И появились на раздвинутом дедовском столе под полотняной узорчатой скатертью с бабушкиными инициалами знакомый сервиз с золочеными ободками; а в блюдах, тарелках и селедочницах, кроме домашних произведений кулинарии, различные яства и пития из коммерческого «Гастронома».
Пока тетка на кухне заканчивала последние приготовления, Людмила Георгиевна села к роялю. В это время вошла соседка Антонина Петровна и, поздравив ее с днем рождения, подала письмо.
– Эти почтальоны совершенно не смотрят, куда кладут письма, – сказала она, заметив, как вспыхнуло лицо Второвой. – Вы ждали, а оно столько времени провалялось!
Когда соседка вышла, Второва, оглянувшись на дверь, поспешно оторвала край конверта и развернула мелко исписанный листок.
– Опять от него? – спросила входя тетка.
– Оно старое. Почтальон ящики перепутал, – оправдывалась Людмила.
– Очень жаль, что почтальон не бросил его в мусорный ящик! Зачем только этот Николай портит тебе настроение, – добавила ока с досадой.
– Теперь уже не портит. Я же дала себе слово порвать с ним.

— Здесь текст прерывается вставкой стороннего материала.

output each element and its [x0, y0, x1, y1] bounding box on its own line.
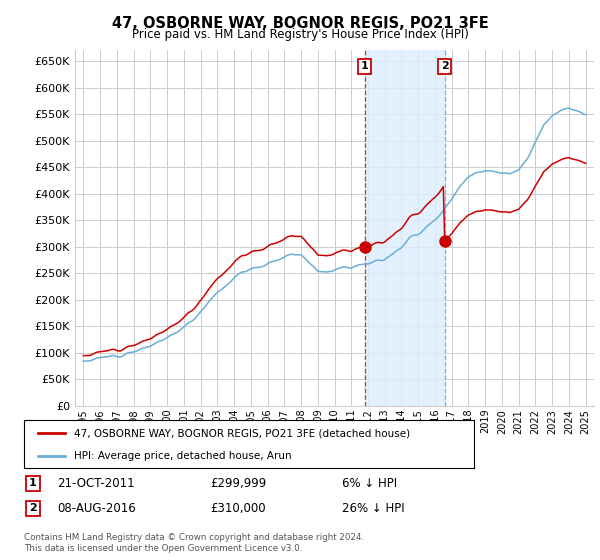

– Умница, умница ты у меня, Люси! – радостно заговорила старушка и, обняв племянницу, добавила: ты еще так молода, моя девочка!
В тот момент, когда слегка утомленные гости сосредоточенно слушали пение Второвой под аккомпанемент хозяйки, раздался продолжительный звонок. Людмила Георгиевна остановилась на полуслове и выбежала в коридор.
Она вернулась взволнованная с телеграммой в руках.
– От кого? – спросила тетка.
– От Николая, – ответила именинница, сияющая от радости.
Поздно вечером, когда разошлись гости, тетя и племянница сидели на диване и, перечитывая телеграмму, обсуждали ее содержание.
– Поздравить с днем рождения может каждый знакомый, но причем «жду», если он живет с семьей? – Причем «целую», если ты не отвечаешь на его письма?. Не обижайся, девочка моя, но это просто возмутительно!
– Не знаю, тетя, как поступлю на месте, но сейчас мне так радостно, что на свете есть человек, который ждет меня! Это происходит помимо моей воли и рассудка.
– Будет, девочка моя, на свете и другой человек, а этого ты должна оставить: он не даст тебе счастья.
Дорогой Людмила Георгиевна не переставала думать о предстоящей встрече с Саяновым. Вначале она решила не сообщать ему о дне своего приезда. Сперва осмотреться, подумать, а если он узнает и придет, выслушать спокойно и остаться друзьями. Но, чем ближе она подъезжала к дому, тем яснее понимала, что все произойдет иначе.
Саянов может узнать о ее приезде через санчасть или отдел кадров. Кто знает, как сложилась его жизнь за эти месяцы, может быть, он снова одинок, как тогда. Ведь письмо так долго лежало в чужом ящике, а в телеграмме что-нибудь да значит это «жду».
«Нет, лучше дать телеграмму. Пусть придет на вокзал, объясниться сразу и не встречаться, если он с женой», – окончательно решила она.
Но, получив телеграмму, Саянов не пошел на вокзал.